Dr. Seth Meyers, Clinical Psychologist

Tuesday, February 10, 2009

Is A Rebound Relationship Always Bad?

Everyone’s heard it before: “That relationship will never last because it’s just a rebound.” But is this always true?

Therapists and others who specialize in navigating relationship issues will usually always encourage the same kind of behavior after a breakup – take time and learn how to be alone. I fit neatly into that camp of people, believing strongly that taking inventory of what was good and bad in the last relationship is critical in order to find a better relationship.

Here comes the big ‘however.’ Some men and women get immediately into another relationship and that relationship actually works for a long time – perhaps even forever. Other men and women betray their partners and leave their partners for someone else, and the new relationship actually lasts. In other words, when it comes to love and relationships, there is no perfect recipe in terms of creating a lasting union.

Despite the fact that there are always exceptions to every rule, we can hold some generalizations to be true in many cases. In general, it is important to learn how to be alone. For this reason, it’s a good idea to take some time in between relationships so that you 1) don’t carry emotional baggage into your new relationship and 2) figure out your part in why the previous relationship failed. This doesn’t mean that you can’t have a successful relationship without these two ingredients, but it’s kind of like an insurance policy. No, your house usually doesn’t burn down, but you get the fire insurance anyway to protect yourself just in case.

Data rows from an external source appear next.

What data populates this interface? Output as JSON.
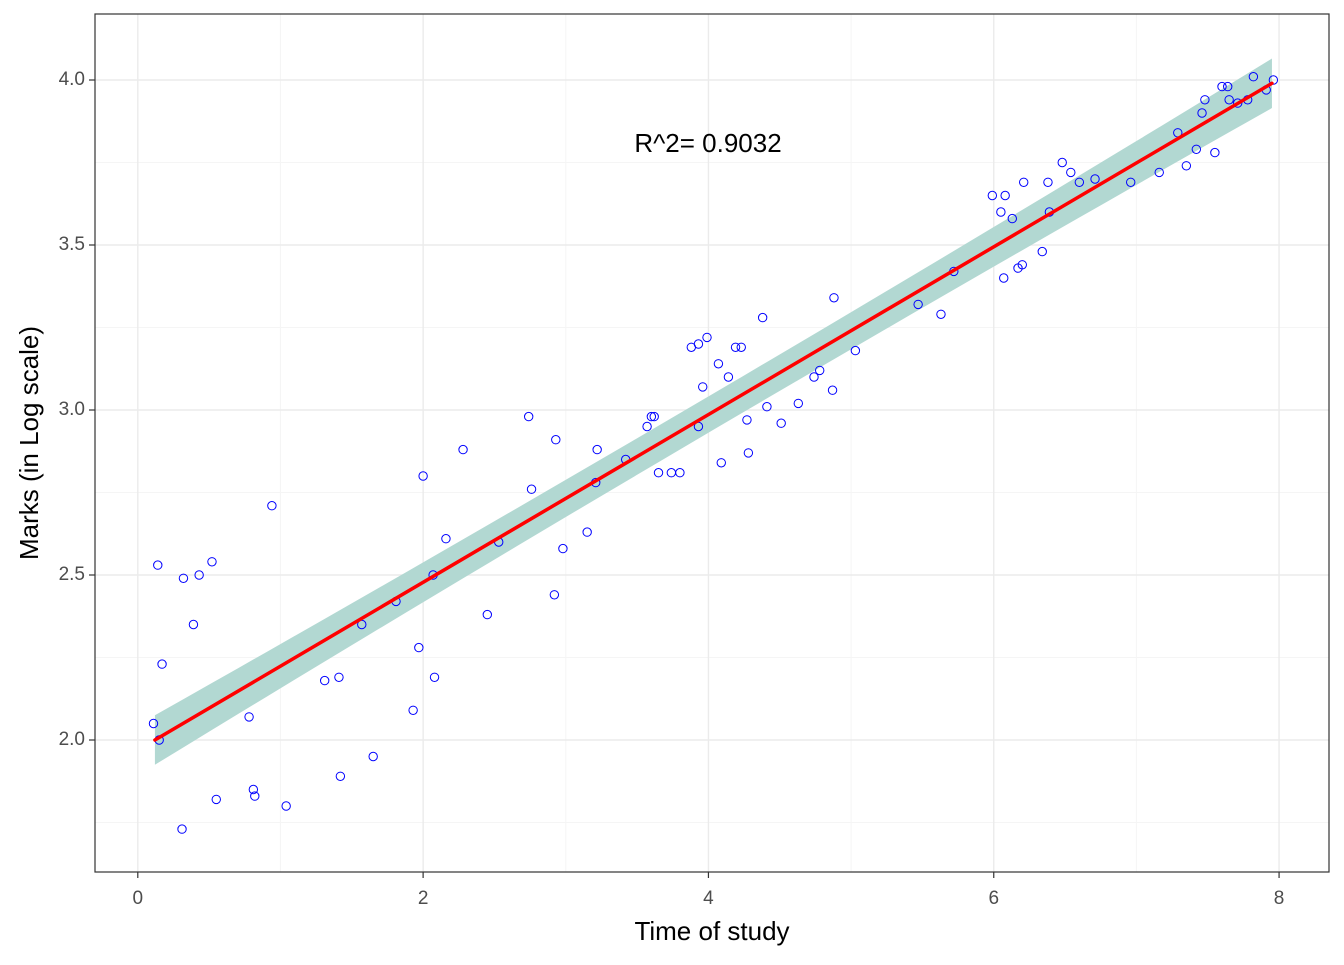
{
  "chart_data": {
    "type": "scatter",
    "xlabel": "Time of study",
    "ylabel": "Marks (in Log scale)",
    "annotation": "R^2= 0.9032",
    "xlim": [
      -0.3,
      8.35
    ],
    "ylim": [
      1.6,
      4.2
    ],
    "x_ticks": [
      0,
      2,
      4,
      6,
      8
    ],
    "x_tick_labels": [
      "0",
      "2",
      "4",
      "6",
      "8"
    ],
    "y_ticks": [
      2.0,
      2.5,
      3.0,
      3.5,
      4.0
    ],
    "y_tick_labels": [
      "2.0",
      "2.5",
      "3.0",
      "3.5",
      "4.0"
    ],
    "grid": true,
    "colors": {
      "points": "#0000ff",
      "fit_line": "#ff0000",
      "confidence_band": "#b2d8d2",
      "grid_major": "#ebebeb",
      "grid_minor": "#f5f5f5",
      "panel_border": "#333333"
    },
    "fit": {
      "x": [
        0.12,
        7.95
      ],
      "y": [
        2.0,
        3.99
      ],
      "band_halfwidth": [
        0.075,
        0.035,
        0.075
      ]
    },
    "points": [
      {
        "x": 0.11,
        "y": 2.05
      },
      {
        "x": 0.15,
        "y": 2.0
      },
      {
        "x": 0.14,
        "y": 2.53
      },
      {
        "x": 0.17,
        "y": 2.23
      },
      {
        "x": 0.31,
        "y": 1.73
      },
      {
        "x": 0.32,
        "y": 2.49
      },
      {
        "x": 0.39,
        "y": 2.35
      },
      {
        "x": 0.43,
        "y": 2.5
      },
      {
        "x": 0.52,
        "y": 2.54
      },
      {
        "x": 0.55,
        "y": 1.82
      },
      {
        "x": 0.78,
        "y": 2.07
      },
      {
        "x": 0.81,
        "y": 1.85
      },
      {
        "x": 0.82,
        "y": 1.83
      },
      {
        "x": 0.94,
        "y": 2.71
      },
      {
        "x": 1.04,
        "y": 1.8
      },
      {
        "x": 1.31,
        "y": 2.18
      },
      {
        "x": 1.41,
        "y": 2.19
      },
      {
        "x": 1.42,
        "y": 1.89
      },
      {
        "x": 1.57,
        "y": 2.35
      },
      {
        "x": 1.65,
        "y": 1.95
      },
      {
        "x": 1.81,
        "y": 2.42
      },
      {
        "x": 1.93,
        "y": 2.09
      },
      {
        "x": 1.97,
        "y": 2.28
      },
      {
        "x": 2.0,
        "y": 2.8
      },
      {
        "x": 2.07,
        "y": 2.5
      },
      {
        "x": 2.08,
        "y": 2.19
      },
      {
        "x": 2.16,
        "y": 2.61
      },
      {
        "x": 2.28,
        "y": 2.88
      },
      {
        "x": 2.45,
        "y": 2.38
      },
      {
        "x": 2.53,
        "y": 2.6
      },
      {
        "x": 2.74,
        "y": 2.98
      },
      {
        "x": 2.76,
        "y": 2.76
      },
      {
        "x": 2.92,
        "y": 2.44
      },
      {
        "x": 2.93,
        "y": 2.91
      },
      {
        "x": 2.98,
        "y": 2.58
      },
      {
        "x": 3.15,
        "y": 2.63
      },
      {
        "x": 3.21,
        "y": 2.78
      },
      {
        "x": 3.22,
        "y": 2.88
      },
      {
        "x": 3.42,
        "y": 2.85
      },
      {
        "x": 3.57,
        "y": 2.95
      },
      {
        "x": 3.6,
        "y": 2.98
      },
      {
        "x": 3.62,
        "y": 2.98
      },
      {
        "x": 3.65,
        "y": 2.81
      },
      {
        "x": 3.74,
        "y": 2.81
      },
      {
        "x": 3.8,
        "y": 2.81
      },
      {
        "x": 3.88,
        "y": 3.19
      },
      {
        "x": 3.93,
        "y": 3.2
      },
      {
        "x": 3.93,
        "y": 2.95
      },
      {
        "x": 3.96,
        "y": 3.07
      },
      {
        "x": 3.99,
        "y": 3.22
      },
      {
        "x": 4.07,
        "y": 3.14
      },
      {
        "x": 4.09,
        "y": 2.84
      },
      {
        "x": 4.14,
        "y": 3.1
      },
      {
        "x": 4.19,
        "y": 3.19
      },
      {
        "x": 4.23,
        "y": 3.19
      },
      {
        "x": 4.27,
        "y": 2.97
      },
      {
        "x": 4.28,
        "y": 2.87
      },
      {
        "x": 4.38,
        "y": 3.28
      },
      {
        "x": 4.41,
        "y": 3.01
      },
      {
        "x": 4.51,
        "y": 2.96
      },
      {
        "x": 4.63,
        "y": 3.02
      },
      {
        "x": 4.74,
        "y": 3.1
      },
      {
        "x": 4.78,
        "y": 3.12
      },
      {
        "x": 4.87,
        "y": 3.06
      },
      {
        "x": 4.88,
        "y": 3.34
      },
      {
        "x": 5.03,
        "y": 3.18
      },
      {
        "x": 5.47,
        "y": 3.32
      },
      {
        "x": 5.63,
        "y": 3.29
      },
      {
        "x": 5.72,
        "y": 3.42
      },
      {
        "x": 5.99,
        "y": 3.65
      },
      {
        "x": 6.05,
        "y": 3.6
      },
      {
        "x": 6.07,
        "y": 3.4
      },
      {
        "x": 6.08,
        "y": 3.65
      },
      {
        "x": 6.13,
        "y": 3.58
      },
      {
        "x": 6.17,
        "y": 3.43
      },
      {
        "x": 6.2,
        "y": 3.44
      },
      {
        "x": 6.21,
        "y": 3.69
      },
      {
        "x": 6.34,
        "y": 3.48
      },
      {
        "x": 6.38,
        "y": 3.69
      },
      {
        "x": 6.39,
        "y": 3.6
      },
      {
        "x": 6.48,
        "y": 3.75
      },
      {
        "x": 6.54,
        "y": 3.72
      },
      {
        "x": 6.6,
        "y": 3.69
      },
      {
        "x": 6.71,
        "y": 3.7
      },
      {
        "x": 6.96,
        "y": 3.69
      },
      {
        "x": 7.16,
        "y": 3.72
      },
      {
        "x": 7.29,
        "y": 3.84
      },
      {
        "x": 7.35,
        "y": 3.74
      },
      {
        "x": 7.42,
        "y": 3.79
      },
      {
        "x": 7.46,
        "y": 3.9
      },
      {
        "x": 7.48,
        "y": 3.94
      },
      {
        "x": 7.55,
        "y": 3.78
      },
      {
        "x": 7.6,
        "y": 3.98
      },
      {
        "x": 7.64,
        "y": 3.98
      },
      {
        "x": 7.65,
        "y": 3.94
      },
      {
        "x": 7.71,
        "y": 3.93
      },
      {
        "x": 7.78,
        "y": 3.94
      },
      {
        "x": 7.82,
        "y": 4.01
      },
      {
        "x": 7.91,
        "y": 3.97
      },
      {
        "x": 7.96,
        "y": 4.0
      }
    ]
  }
}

The point is that while not all rebounds are bad, why make it a rebound? Why start another relationship so quickly? If you wait a while, it wouldn’t be a rebound – it would simply be your next relationship. The reason why rebound relationships get a bad rap is because they are believed to be fake or cover-ups. The idea is that the man or woman who found a rebound relationship is doing so to avoid all the negative stuff that comes with a breakup – loneliness, sadness, or even anger.

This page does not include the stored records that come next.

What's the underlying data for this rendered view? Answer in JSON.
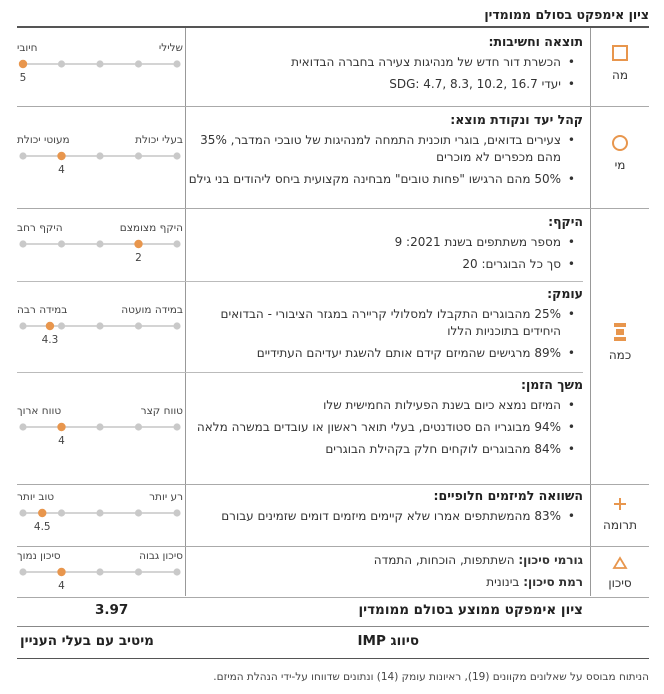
{
  "title": "ציון אימפקט בסולם ממומדין",
  "colors": {
    "accent": "#e8964d",
    "dot": "#c9c9c9",
    "line": "#bbbbbb"
  },
  "categories": [
    {
      "label": "מה",
      "icon": "square-icon"
    },
    {
      "label": "מי",
      "icon": "circle-icon"
    },
    {
      "label": "כמה",
      "icon": "stack-icon"
    },
    {
      "label": "תרומה",
      "icon": "plus-icon"
    },
    {
      "label": "סיכון",
      "icon": "triangle-icon"
    }
  ],
  "sections": [
    {
      "heading": "תוצאה וחשיבות:",
      "bullets": [
        "הכשרת דור חדש של מנהיגות צעירה בחברה הבדואית",
        "יעדי SDG: 4.7, 8.3, 10.2, 16.7"
      ],
      "scale": {
        "right": "שלילי",
        "left": "חיובי",
        "value": "5",
        "position": 5
      }
    },
    {
      "heading": "קהל יעד ונקודת מוצא:",
      "bullets": [
        "צעירים בדואים, בוגרי תוכנית התמחה למנהיגות של טובכי המדבר, 35% מהם מכפרים לא מוכרים",
        "50% מהם הרגישו \"פחות טובים\" מבחינה מקצועית ביחס ליהודים בני גילם"
      ],
      "scale": {
        "right": "בעלי יכולת",
        "left": "מעוטי יכולת",
        "value": "4",
        "position": 4
      }
    },
    {
      "heading": "היקף:",
      "bullets": [
        "מספר משתתפים בשנת 2021: 9",
        "סך כל הבוגרים: 20"
      ],
      "scale": {
        "right": "היקף מצומצם",
        "left": "היקף רחב",
        "value": "2",
        "position": 2
      }
    },
    {
      "heading": "עומק:",
      "bullets": [
        "25% מהבוגרים התקבלו למסלולי קריירה במגזר הציבורי - הבדואים היחידים בתוכניות הללו",
        "89% מרגישים שהמיזם קידם אותם להשגת יעדיהם העתידיים"
      ],
      "scale": {
        "right": "במידה מועטה",
        "left": "במידה רבה",
        "value": "4.3",
        "position": 4.3
      }
    },
    {
      "heading": "משך הזמן:",
      "bullets": [
        "המיזם נמצא כיום בשנת הפעילות החמישית שלו",
        "94% מבוגריו הם סטודנטים, בעלי תואר ראשון או עובדים במשרה מלאה",
        "84% מהבוגרים לוקחים חלק בקהילת הבוגרים"
      ],
      "scale": {
        "right": "טווח קצר",
        "left": "טווח ארוך",
        "value": "4",
        "position": 4
      }
    },
    {
      "heading": "השוואה למיזמים חלופיים:",
      "bullets": [
        "83% מהמשתתפים אמרו שלא קיימים מיזמים דומים שזמינים עבורם"
      ],
      "scale": {
        "right": "רע יותר",
        "left": "טוב יותר",
        "value": "4.5",
        "position": 4.5
      }
    },
    {
      "risk_factors_label": "גורמי סיכון:",
      "risk_factors_value": "השתתפות, הוכחות, התמדה",
      "risk_level_label": "רמת סיכון:",
      "risk_level_value": "בינונית",
      "scale": {
        "right": "סיכון גבוה",
        "left": "סיכון נמוך",
        "value": "4",
        "position": 4
      }
    }
  ],
  "summary": {
    "label": "ציון אימפקט ממוצע בסולם ממומדין",
    "score": "3.97"
  },
  "imp": {
    "label": "סיווג IMP",
    "value": "מיטיב עם בעלי העניין"
  },
  "footnote": "הניתוח מבוסס על שאלונים מקוונים (19), ראיונות עומק (14) ונתונים שדווחו על-ידי הנהלת המיזם."
}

One of the things I constantly say to my clients in my private practice is that the very feelings they want to run from are the very feelings they need to learn to sit with. Enough with acting out on the feelings – adults must learn to feel them and manage them to move on healthily. Though some men and women can make a rebound relationship work, I would encourage you to take out your own emotional insurance policy and take a little time before you enter Loveland again.